In Phylo, players match up coloured blocks corresponding to nucleotides in DNA sequences. Credit: Phylo

The hope that swarms of gamers can help to solve difficult biological problems has been given another boost by a report in the journal PLoS One1, showing that data gleaned from the online game Phylo are helping to untangle a major problem in comparative genomics.

The game was created to address the 'multiple sequence alignment (MSA) problem', which refers to the difficulty of aligning roughly similiar sequences of DNA in genes common to many species. A DNA sequence that is conserved across species suggests that it plays an important role in the ultimate function of that particular gene.

Although computer algorithms can do very rough alignments of sequences across species, they have proven inept at getting the answer just right. “It is fair to say that present alignments are not just a little bit bad, they are really pretty crude because we have to take a lot of heuristic shortcuts,” says Adam Siepel, a computational biologist at Cornell University in Ithaca, New York, who was not involved with the study.

That is where human gamers can make a difference. “Understanding when something breaks a general rule is very difficult for a computer but that is what human visual intelligence is very good at,” says lead author Jérôme Waldispühl, a computational biologist at McGill University in Montreal, Canada.

Waldispühl and his colleagues created Phylo with humans' visual intelligence in mind, and released it online in November 2010. The aim of the game is to improve the sequence alignment of promoter regions — which control when a gene is transcribed — of 521 disease-associated genes from 44 vertebrate species. Sequences are represented by strings of blocks, each with a colour corresponding to one of the four different bases that make up DNA. Players try to find the best possible match between sequences for up to eight different species at a time by shifting the sequences to the left or right, one block at a time.

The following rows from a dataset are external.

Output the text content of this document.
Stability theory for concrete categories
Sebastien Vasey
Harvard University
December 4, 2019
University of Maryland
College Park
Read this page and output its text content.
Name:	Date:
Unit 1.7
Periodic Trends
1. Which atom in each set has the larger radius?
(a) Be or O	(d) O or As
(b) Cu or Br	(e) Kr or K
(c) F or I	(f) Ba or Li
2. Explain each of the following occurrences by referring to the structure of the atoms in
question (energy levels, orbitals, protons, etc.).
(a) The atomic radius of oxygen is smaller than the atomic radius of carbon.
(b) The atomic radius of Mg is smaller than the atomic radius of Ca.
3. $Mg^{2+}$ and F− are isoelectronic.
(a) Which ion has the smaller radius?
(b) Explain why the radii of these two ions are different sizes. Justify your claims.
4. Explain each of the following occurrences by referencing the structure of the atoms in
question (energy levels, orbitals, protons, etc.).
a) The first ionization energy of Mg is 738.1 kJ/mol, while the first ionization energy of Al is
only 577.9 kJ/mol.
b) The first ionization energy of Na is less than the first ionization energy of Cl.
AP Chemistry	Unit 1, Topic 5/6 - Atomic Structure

Players who completed the game before they ran out of time had their alignments entered into Phylo's database. If a player's alignments were better than that calculated by MULTIZ, a state-of-the-art alignment program hosted by the University of California, Santa Cruz, their score was displayed in the game's hall of fame.

The authors write that after seven months, the game had attracted 12,252 registered users and nearly 3,000 regular players. The gamers produced roughly 350,000 solutions to various MSA problems, beating the accuracy of alignments from MULTIZ in roughly 70 per cent of the sequences they manipulated. “We have shown that humans’ game-playing visual talents can do some things better than a computer algorithm,” says Waldispühl.

Play away

Although other games have been used to solve biological problems — such as Foldit and Folding@home for protein folding — these games require players to understand at least some biochemistry before they start. For Phylo, “players don’t have to know anything about genetics to make a contribution,” says co-author Mathieu Blanchette. “It’s a pure game.”

It is a game that promises to be of increasing importance to geneticists, says computer scientist Saurabh Sinha at the University of Illinois in Urbana-Champaign, who works on computational approaches to problems in molecular biology. Sinha says that, with the genomes of 10,000 veretbrate species slated to be sequenced in the next 3–5 years alone, the MSA is only going to get more difficult in future. “If you have more species to align, covering a broader evolutionary span, the current alogrithms don't scale up well computationally,” he says.

One collateral use of Phylo that has already emerged is as an aid to demonstrating how difficult sequence alignment is becoming, says Guillaume Bourque, a geneticist at McGill who was not involved in the study. “I have been able to use it as a teaching tool to show non-experts why alignment is so hard,” Bourque says.

In the near future, Phylo will be available on tablets and cell phones, the researchers say. They are also planning to allow researchers to submit DNA, RNA or protein segments from different species that they would like players to line up.